Jon Gassett, deputy commissioner of the Fish and Wildlife Department, said the new areas could be open to 50 or more hunters. He added that the property also might be available for small-game hunting, wildlife watching and other recreational uses after the elk details are finalized.
A "memorandum of understanding" simply means that the deal won't be official until it grinds through the legislative progress, which Gassett expects to take 2-3 months.
The arrangement is part of the Fish and Wildlife Department's Landowner Co-operative Program, which has been around for years.

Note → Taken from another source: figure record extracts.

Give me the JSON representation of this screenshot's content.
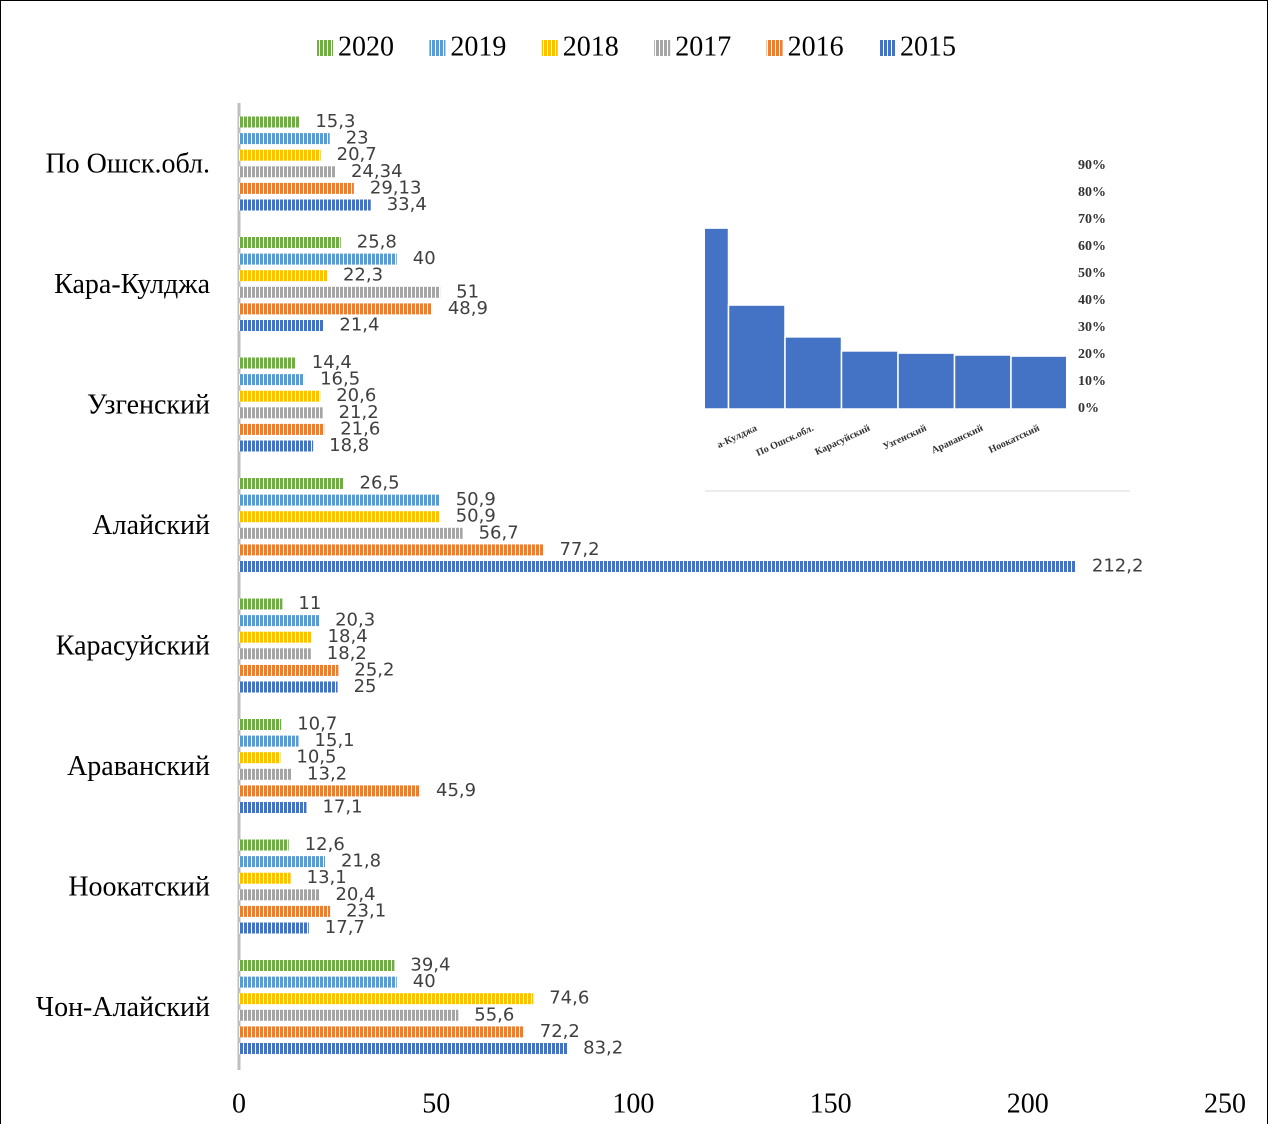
{
  "chart_data": [
    {
      "type": "bar",
      "orientation": "horizontal",
      "categories": [
        "По Ошск.обл.",
        "Кара-Кулджа",
        "Узгенский",
        "Алайский",
        "Карасуйский",
        "Араванский",
        "Ноокатский",
        "Чон-Алайский"
      ],
      "series": [
        {
          "name": "2020",
          "color": "#70ad47",
          "values": [
            15.3,
            25.8,
            14.4,
            26.5,
            11,
            10.7,
            12.6,
            39.4
          ],
          "value_labels": [
            "15,3",
            "25,8",
            "14,4",
            "26,5",
            "11",
            "10,7",
            "12,6",
            "39,4"
          ]
        },
        {
          "name": "2019",
          "color": "#5b9bd5",
          "values": [
            23,
            40,
            16.5,
            50.9,
            20.3,
            15.1,
            21.8,
            40
          ],
          "value_labels": [
            "23",
            "40",
            "16,5",
            "50,9",
            "20,3",
            "15,1",
            "21,8",
            "40"
          ]
        },
        {
          "name": "2018",
          "color": "#ffc000",
          "values": [
            20.7,
            22.3,
            20.6,
            50.9,
            18.4,
            10.5,
            13.1,
            74.6
          ],
          "value_labels": [
            "20,7",
            "22,3",
            "20,6",
            "50,9",
            "18,4",
            "10,5",
            "13,1",
            "74,6"
          ]
        },
        {
          "name": "2017",
          "color": "#a5a5a5",
          "values": [
            24.34,
            51,
            21.2,
            56.7,
            18.2,
            13.2,
            20.4,
            55.6
          ],
          "value_labels": [
            "24,34",
            "51",
            "21,2",
            "56,7",
            "18,2",
            "13,2",
            "20,4",
            "55,6"
          ]
        },
        {
          "name": "2016",
          "color": "#ed7d31",
          "values": [
            29.13,
            48.9,
            21.6,
            77.2,
            25.2,
            45.9,
            23.1,
            72.2
          ],
          "value_labels": [
            "29,13",
            "48,9",
            "21,6",
            "77,2",
            "25,2",
            "45,9",
            "23,1",
            "72,2"
          ]
        },
        {
          "name": "2015",
          "color": "#4472c4",
          "values": [
            33.4,
            21.4,
            18.8,
            212.2,
            25,
            17.1,
            17.7,
            83.2
          ],
          "value_labels": [
            "33,4",
            "21,4",
            "18,8",
            "212,2",
            "25",
            "17,1",
            "17,7",
            "83,2"
          ]
        }
      ],
      "xlim": [
        0,
        250
      ],
      "xticks": [
        0,
        50,
        100,
        150,
        200,
        250
      ],
      "grid": false,
      "legend": "top"
    },
    {
      "type": "bar",
      "orientation": "vertical",
      "categories": [
        null,
        "а-Кулджа",
        "По Ошск.обл.",
        "Карасуйский",
        "Узгенский",
        "Араванский",
        "Ноокатский"
      ],
      "values": [
        67,
        38.5,
        26.7,
        21.5,
        20.7,
        20,
        19.6
      ],
      "color": "#4472c4",
      "ylim": [
        0,
        100
      ],
      "yticks": [
        {
          "value": 0,
          "label": "0%"
        },
        {
          "value": 10,
          "label": "10%"
        },
        {
          "value": 20,
          "label": "20%"
        },
        {
          "value": 30,
          "label": "30%"
        },
        {
          "value": 40,
          "label": "40%"
        },
        {
          "value": 50,
          "label": "50%"
        },
        {
          "value": 60,
          "label": "60%"
        },
        {
          "value": 70,
          "label": "70%"
        },
        {
          "value": 80,
          "label": "80%"
        },
        {
          "value": 90,
          "label": "90%"
        }
      ],
      "grid": false
    }
  ]
}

But it adds a new twist: For every 5,000 contiguous acres a landowner or company contracts with the department for a minimum of five years, the property owner will receive an elk tag (or turkey or deer tag, if they prefer).
What landowners do with those tags is their business.
"In many cases large landowners are allowing access to property anyway," Gassett said, "so it's really no change for them, other than they get the benefit of some elk permits. Where it benefits us is that we can't put a hunter on a piece of property unless we have permission for that hunter to go there, and a lot of times that kind of permission is a little more difficult to get."
The 50,000-acre agreement signed Thursday night will garner Natural Resource Partners LLC 10 elk tags. If those tags were auctioned for $20,000 each — a sum routinely produced by tags sold as fund-raisers by the Rocky Mountain Elk Foundation and Safari Club International — it would equate to $4 an acre, a price no one would quibble over for access to prime elk habitat.
Third District commissioner Alan Gailor, whose district includes Jefferson County, called such arrangements a "win-win" situation.
"Were it not for the private landowner agreements, the public would be very limited as to places to hunt," he said. "Now as we begin to get these landowner co-operative agreements and elk get established, the citizens of Kentucky who are fortunate to get a (permit) will have a place to hunt and a quality hunt.
"And the people of Eastern Kentucky will be supporting this through their motels and restaurants and guides and sightseeing tours and things such as that."